Она больше не хотела быть жертвой.
И она кивнула.
Глава 3. Сделка с тенью
Кивок был едва заметным, почти неосязаемым движением, на которое у нее оставалось последних сил. Казалось, не она сама, а кто-то внутри нее дрогнул головой, соглашаясь на погибель и спасение в одном флаконе. Но в звенящей тишине топи, в абсолютной власти этого места, этот жест прозвучал громче любого клятвенного обета, отозвавшись эхом в самой сердцевине мироздания.
В тот же миг трясина вокруг нее зашевелилась, ожила. Плотная, удушающая жижа перестала быть просто грязью. Она стала продолжением Существа, его плотью и волей, его послушным орудием. Арина почувствовала, как цепкие объятия топи ослабевают, но не для того, чтобы отпустить ее, а чтобы перестроиться, принять ее, как свою часть. Ее тело, медленно, с тихим, чавкающим звуком, стало выталкиваться на поверхность. Не силой ее мышц, которых у нее уже не оставалось, а волей Болотника, которая была теперь осязаемой, как камень или дерево. Она оказалась полулежа на зыбкой, но внезапно уплотнившейся поверхности, вода и ил стекали с нее ручьями, но странным образом не липли к коже и одежде, а скатывались, как ртуть, оставляя ее почти сухой. Почти — потому что легкая, вездесущая влажность болота теперь была частью ее самой, впитывалась в поры, проникала в легкие с каждым вздохом.

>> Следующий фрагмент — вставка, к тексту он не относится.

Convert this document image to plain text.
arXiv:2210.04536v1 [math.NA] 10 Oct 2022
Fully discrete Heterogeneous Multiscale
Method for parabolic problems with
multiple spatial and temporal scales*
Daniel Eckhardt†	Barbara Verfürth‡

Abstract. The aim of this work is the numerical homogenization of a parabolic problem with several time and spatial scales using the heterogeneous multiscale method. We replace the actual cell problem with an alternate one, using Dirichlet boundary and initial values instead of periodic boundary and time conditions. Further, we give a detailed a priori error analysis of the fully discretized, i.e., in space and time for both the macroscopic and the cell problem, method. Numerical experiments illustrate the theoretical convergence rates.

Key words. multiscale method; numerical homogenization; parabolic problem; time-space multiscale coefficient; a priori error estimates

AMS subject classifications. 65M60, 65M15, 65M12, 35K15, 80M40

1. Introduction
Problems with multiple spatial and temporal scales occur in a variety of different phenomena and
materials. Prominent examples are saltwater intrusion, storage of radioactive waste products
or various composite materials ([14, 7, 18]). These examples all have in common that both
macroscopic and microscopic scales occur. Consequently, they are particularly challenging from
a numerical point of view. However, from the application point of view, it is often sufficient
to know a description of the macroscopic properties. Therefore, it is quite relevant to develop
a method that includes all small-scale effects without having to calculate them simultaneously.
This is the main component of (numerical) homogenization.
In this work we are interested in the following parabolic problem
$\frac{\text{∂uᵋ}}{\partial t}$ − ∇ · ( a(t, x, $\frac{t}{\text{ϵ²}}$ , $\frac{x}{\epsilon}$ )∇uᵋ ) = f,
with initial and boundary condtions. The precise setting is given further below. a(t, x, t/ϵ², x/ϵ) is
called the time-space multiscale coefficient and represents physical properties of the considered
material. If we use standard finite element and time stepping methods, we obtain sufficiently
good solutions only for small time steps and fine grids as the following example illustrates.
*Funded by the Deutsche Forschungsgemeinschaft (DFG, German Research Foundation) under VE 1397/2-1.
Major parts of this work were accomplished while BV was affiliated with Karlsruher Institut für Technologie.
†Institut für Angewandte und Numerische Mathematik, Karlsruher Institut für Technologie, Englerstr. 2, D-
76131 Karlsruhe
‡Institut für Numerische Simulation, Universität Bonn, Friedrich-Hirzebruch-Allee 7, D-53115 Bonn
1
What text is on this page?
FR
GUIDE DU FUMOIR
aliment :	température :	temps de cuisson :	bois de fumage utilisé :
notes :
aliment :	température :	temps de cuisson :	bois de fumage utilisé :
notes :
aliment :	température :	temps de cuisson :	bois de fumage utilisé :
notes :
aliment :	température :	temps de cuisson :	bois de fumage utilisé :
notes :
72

Перед ней Существо все еще колыхалось, его форма, сотканная из тени, воды и гниющих корней, была нестабильной, но теперь в ней чувствовалась некая ужасающая цель. Холодные огоньки-глаза пристально изучали ее, и в их мерцании читалось что-то новое — не просто любопытство, а обладание, древнее и безраздельное, как власть камня над мхом.
Его «голос» снова проник в ее сознание, на этот раз более четкий, более оформленный, будто он учился общаться с ней, подстраивался под волны ее мозга, находил в нем извилины, готовые принять его шепот.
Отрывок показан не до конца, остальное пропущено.